Dans un arrêt récent, le Conseil d’Etat admet la possibilité de fonder une sanction disciplinaire exclusivement sur des témoignages anonymisés mais laisse au juge le soin d’apprécier leur valeur probante.
Source : Conseil d’Etat, 5 avril 2023, n° 463028
En l’espèce, un agent contractuel de Pôle Emploi s’est vu infliger une sanction d’exclusion temporaire de fonctions pour une durée de deux mois au motif qu’il aurait, durant une session de formation interne, dénigré Pôle Emploi et certains de ses collègues, et tenu des propos sexistes et homophobes.
Cet agent a contesté cette sanction au motif que cette dernière était exclusivement fondée sur les témoignages anonymisés.
De manière plus précise, cette sanction était fondée sur des témoignages anonymisés d’agents qui auraient participé à la session de formation ainsi que sur une synthèse anonymisée dont l’auteur n’était donc pas non plus connu.
Le Tribunal administratif de Montreuil n’avait pas fait droit à la demande d’annulation de la sanction ; tandis que la Cour administrative d’appel de Paris avait considéré que la matérialité des faits reprochés à l’intéressé n’était pas établie.
Pôle Emploi se pourvoit en cassation contre l’arrêt de la Cour administrative d’appel de Paris qui a annulé la décision du directeur général de Pôle emploi prononçant ladite sanction.
La Haute juridiction considère que : « L’autorité investie du pouvoir disciplinaire peut légalement infliger à un agent une sanction sur le fondement de témoignages qu’elle a anonymisés à la demande des témoins, lorsque la communication de leur identité serait de nature à leur porter préjudice. »

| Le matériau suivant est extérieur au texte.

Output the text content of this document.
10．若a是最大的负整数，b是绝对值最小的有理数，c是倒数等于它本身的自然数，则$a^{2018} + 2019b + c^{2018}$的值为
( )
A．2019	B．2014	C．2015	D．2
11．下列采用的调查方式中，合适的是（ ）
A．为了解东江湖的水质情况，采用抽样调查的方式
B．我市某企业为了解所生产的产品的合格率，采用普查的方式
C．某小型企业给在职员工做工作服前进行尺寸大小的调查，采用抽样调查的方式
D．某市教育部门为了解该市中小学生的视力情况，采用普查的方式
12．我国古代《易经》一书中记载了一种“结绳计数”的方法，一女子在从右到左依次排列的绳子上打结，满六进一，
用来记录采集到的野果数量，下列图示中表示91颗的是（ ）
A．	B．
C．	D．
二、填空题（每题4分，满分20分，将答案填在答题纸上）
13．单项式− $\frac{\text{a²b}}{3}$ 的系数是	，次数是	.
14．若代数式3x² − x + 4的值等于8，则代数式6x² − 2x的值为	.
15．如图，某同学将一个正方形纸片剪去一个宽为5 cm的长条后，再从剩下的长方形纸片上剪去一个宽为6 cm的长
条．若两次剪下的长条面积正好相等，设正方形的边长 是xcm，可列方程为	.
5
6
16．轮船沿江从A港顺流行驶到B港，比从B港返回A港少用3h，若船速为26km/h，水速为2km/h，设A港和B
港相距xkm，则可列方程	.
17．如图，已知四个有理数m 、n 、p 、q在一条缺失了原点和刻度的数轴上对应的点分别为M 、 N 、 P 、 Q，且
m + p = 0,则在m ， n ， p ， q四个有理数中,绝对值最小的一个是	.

Néanmoins, le Conseil d’Etat vient encadrer cette possibilité en énonçant qu’il appartient à l’autorité investie du pouvoir disciplinaire « dans le cadre de l’instance contentieuse engagée par l’agent contre cette sanction et si ce dernier conteste l’authenticité des témoignages ou la véracité de leur contenu, de produire tous éléments permettant de démontrer que la qualité des témoins correspond à celle qu’elle allègue et tous éléments de nature à corroborer les faits relatés dans les témoignages. »
Le Conseil d’Etat laisse au juge le soin de forger sa conviction au vu des échanges contradictoires et des éventuelles mesures d’instructions.
Au vu des faits de l’espèce, la Haute juridiction estime que la Cour n’a pas commis d’erreur de droit en estimant, par une appréciation souveraine exempte de dénaturation, que les éléments anonymisés produits ne suffisaient pas à apporter la preuve de la réalité des faits.
Par conséquent, le pourvoi de Pôle Emploi est rejeté.